En Estados Unidos, actrices como Susan Sarandon y Melissa Barrera han sido despedidas de sus agencias de representación y producciones cinematográficas y se les pone en el pecho “la mota negra” como “antisemitas” –a ver ahora quién se atreve a contratarlas– por señalar que en Palestina Israel está operando una limpieza étnica.
En Alemania, nación en cuya conciencia colectiva pesa la responsabilidad terrible del Holocausto (aunque no única: Polonia, Hungría, Francia, etcétera, colaboraron por las buenas o por las malas con la limpieza étnica impuesta por el régimen nazi), y que por consiguiente es extremadamente cuidadosa de no hacerse sospechosa de reincidencia, todo el equipo de la Documenta de Kassel ha sido expulsado o ha sido empujado a dimitir por manifestar preocupación por la desdichada suerte de los palestinos de Gaza, lo que equivale, parece ser, a antisemitismo.
O sea: cualquier crítica a las atrocidades que desde hace ya décadas comete Israel contra la población palestina –por ejemplo, el muro que convierte Gaza en un gueto, si no en una jaula– es sinónimo de “antisemitismo”, cuando no de complicidad con la Shoa.
Y la libertad de expresión, tan predicada en los ambientes culturales de Occidente, se conculca sin problemas cuando alguien cuestiona las actuaciones del régimen israelí.

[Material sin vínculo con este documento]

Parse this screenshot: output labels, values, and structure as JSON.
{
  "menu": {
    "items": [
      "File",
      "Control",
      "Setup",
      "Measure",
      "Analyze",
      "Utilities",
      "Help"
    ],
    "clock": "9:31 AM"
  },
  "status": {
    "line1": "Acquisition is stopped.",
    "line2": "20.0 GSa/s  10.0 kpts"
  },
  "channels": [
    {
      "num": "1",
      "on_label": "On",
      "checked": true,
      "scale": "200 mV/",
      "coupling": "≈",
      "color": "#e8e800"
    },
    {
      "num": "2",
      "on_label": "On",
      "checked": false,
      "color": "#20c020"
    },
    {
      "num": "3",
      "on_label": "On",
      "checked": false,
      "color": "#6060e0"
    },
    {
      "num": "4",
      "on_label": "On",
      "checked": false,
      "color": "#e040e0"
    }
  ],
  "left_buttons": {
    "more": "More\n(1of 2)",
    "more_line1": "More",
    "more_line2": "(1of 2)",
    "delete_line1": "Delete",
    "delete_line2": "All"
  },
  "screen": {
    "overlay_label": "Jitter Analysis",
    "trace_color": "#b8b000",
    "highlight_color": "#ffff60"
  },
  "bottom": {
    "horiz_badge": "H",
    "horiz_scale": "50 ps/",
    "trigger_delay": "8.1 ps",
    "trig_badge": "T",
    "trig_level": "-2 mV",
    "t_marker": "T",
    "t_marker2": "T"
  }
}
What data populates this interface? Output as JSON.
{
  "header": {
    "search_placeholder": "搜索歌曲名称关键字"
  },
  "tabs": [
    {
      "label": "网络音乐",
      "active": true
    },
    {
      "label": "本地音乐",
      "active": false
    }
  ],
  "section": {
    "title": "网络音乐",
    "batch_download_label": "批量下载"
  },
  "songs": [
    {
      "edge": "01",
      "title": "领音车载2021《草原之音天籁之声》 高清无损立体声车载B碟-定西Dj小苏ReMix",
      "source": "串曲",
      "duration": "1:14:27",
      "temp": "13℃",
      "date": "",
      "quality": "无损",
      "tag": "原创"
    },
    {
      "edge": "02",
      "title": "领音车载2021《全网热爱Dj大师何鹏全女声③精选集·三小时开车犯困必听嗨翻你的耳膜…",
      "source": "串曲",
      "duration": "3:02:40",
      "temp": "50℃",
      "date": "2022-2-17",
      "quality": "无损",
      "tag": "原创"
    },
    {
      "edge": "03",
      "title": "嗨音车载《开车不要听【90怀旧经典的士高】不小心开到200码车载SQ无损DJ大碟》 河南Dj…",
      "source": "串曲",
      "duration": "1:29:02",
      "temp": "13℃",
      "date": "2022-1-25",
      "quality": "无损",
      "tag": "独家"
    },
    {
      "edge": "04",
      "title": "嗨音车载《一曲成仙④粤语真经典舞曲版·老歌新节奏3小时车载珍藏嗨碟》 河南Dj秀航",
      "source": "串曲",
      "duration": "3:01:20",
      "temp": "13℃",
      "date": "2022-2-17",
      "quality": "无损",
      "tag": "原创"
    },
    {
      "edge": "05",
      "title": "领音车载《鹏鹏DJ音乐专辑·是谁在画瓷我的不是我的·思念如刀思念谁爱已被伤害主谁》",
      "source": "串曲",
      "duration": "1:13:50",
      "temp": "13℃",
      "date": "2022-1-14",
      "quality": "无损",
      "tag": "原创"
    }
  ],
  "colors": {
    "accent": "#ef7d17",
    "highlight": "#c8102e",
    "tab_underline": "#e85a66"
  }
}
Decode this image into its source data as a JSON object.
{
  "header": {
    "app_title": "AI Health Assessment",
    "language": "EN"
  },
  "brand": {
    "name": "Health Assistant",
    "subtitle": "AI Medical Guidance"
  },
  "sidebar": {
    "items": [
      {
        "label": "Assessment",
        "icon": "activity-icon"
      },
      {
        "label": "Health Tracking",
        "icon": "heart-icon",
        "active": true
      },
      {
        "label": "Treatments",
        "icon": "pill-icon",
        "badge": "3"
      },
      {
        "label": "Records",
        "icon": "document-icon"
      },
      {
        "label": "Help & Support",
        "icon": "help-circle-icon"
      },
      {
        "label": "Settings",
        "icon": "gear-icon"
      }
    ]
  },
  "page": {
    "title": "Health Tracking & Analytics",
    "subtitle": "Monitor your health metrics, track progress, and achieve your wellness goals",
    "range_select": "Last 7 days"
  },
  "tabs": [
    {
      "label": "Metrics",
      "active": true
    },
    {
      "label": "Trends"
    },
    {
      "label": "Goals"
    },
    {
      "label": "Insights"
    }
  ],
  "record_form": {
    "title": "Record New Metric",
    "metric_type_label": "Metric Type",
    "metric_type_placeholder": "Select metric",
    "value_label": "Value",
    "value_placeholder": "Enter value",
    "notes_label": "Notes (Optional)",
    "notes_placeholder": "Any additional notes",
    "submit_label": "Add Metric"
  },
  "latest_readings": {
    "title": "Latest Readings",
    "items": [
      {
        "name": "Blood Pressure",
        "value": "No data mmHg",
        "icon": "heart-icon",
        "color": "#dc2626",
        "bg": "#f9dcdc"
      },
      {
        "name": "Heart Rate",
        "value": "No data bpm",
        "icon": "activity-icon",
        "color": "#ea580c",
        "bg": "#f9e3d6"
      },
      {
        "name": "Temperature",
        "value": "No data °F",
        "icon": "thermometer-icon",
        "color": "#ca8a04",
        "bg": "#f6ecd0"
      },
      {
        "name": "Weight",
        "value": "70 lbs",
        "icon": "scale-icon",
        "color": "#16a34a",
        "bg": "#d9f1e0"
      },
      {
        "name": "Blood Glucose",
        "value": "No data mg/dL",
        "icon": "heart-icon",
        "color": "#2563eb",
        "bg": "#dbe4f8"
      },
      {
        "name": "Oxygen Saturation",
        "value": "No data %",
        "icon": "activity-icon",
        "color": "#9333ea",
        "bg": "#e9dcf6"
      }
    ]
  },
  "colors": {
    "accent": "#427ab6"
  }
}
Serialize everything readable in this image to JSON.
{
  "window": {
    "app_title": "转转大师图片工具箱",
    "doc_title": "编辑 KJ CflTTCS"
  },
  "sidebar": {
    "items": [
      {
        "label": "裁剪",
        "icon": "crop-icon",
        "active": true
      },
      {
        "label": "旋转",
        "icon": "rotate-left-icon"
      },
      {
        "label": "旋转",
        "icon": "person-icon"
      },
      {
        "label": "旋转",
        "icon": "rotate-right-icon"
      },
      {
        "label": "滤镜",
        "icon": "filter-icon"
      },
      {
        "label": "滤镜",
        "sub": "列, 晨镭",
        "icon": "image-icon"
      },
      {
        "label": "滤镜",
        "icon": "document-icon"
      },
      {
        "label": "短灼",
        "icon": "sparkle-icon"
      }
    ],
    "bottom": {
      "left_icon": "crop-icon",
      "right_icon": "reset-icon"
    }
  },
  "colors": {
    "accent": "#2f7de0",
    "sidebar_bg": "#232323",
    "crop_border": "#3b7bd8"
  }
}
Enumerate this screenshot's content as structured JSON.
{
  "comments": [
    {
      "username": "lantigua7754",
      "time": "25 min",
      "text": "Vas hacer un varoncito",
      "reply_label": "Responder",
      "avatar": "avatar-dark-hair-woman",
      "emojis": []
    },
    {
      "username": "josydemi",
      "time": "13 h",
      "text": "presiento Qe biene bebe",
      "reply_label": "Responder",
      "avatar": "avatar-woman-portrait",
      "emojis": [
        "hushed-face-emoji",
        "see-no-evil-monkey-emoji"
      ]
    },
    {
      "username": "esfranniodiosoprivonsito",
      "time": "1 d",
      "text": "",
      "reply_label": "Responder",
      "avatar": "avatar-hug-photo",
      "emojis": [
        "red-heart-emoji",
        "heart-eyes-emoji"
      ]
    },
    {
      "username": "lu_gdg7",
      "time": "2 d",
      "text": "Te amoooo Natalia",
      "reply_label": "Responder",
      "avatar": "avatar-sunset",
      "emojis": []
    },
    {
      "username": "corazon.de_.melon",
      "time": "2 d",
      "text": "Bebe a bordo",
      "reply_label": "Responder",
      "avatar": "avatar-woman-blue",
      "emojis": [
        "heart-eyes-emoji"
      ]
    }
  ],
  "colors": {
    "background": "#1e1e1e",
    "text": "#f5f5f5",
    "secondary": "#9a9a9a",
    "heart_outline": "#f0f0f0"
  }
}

Hagan lo que hagan los judíos, son demócratas, son los únicos demócratas en Oriente Medio, mientras en el fondo los árabes merecen todo lo malo que les pasa, por musulmanes, pobretones, fanáticos e infrahumanos, que lo mejor que podrían hacer es irse a Egipto o a Jordania, países poblados de chotos como ellos, sin los que, por cierto, el mundo estaría mucho mejor.
En este esquema maniqueísta no hay invocación a la tolerancia que valga.
¡Hay que hacérselo mirar!
Por cierto, que por escribir estas obviedades clamorosas también yo podría ser “cancelado”, pero al que sienta la tentación de hacerlo le invito a fijarse en mi apellido: no engaña, y por consiguiente me asiste el derecho a decir que cualquier crítica o reproche que se me haga, da igual si viene de un goy (gentil) o de un ultraortodoxo, incurre en el más abyecto antisemitismo.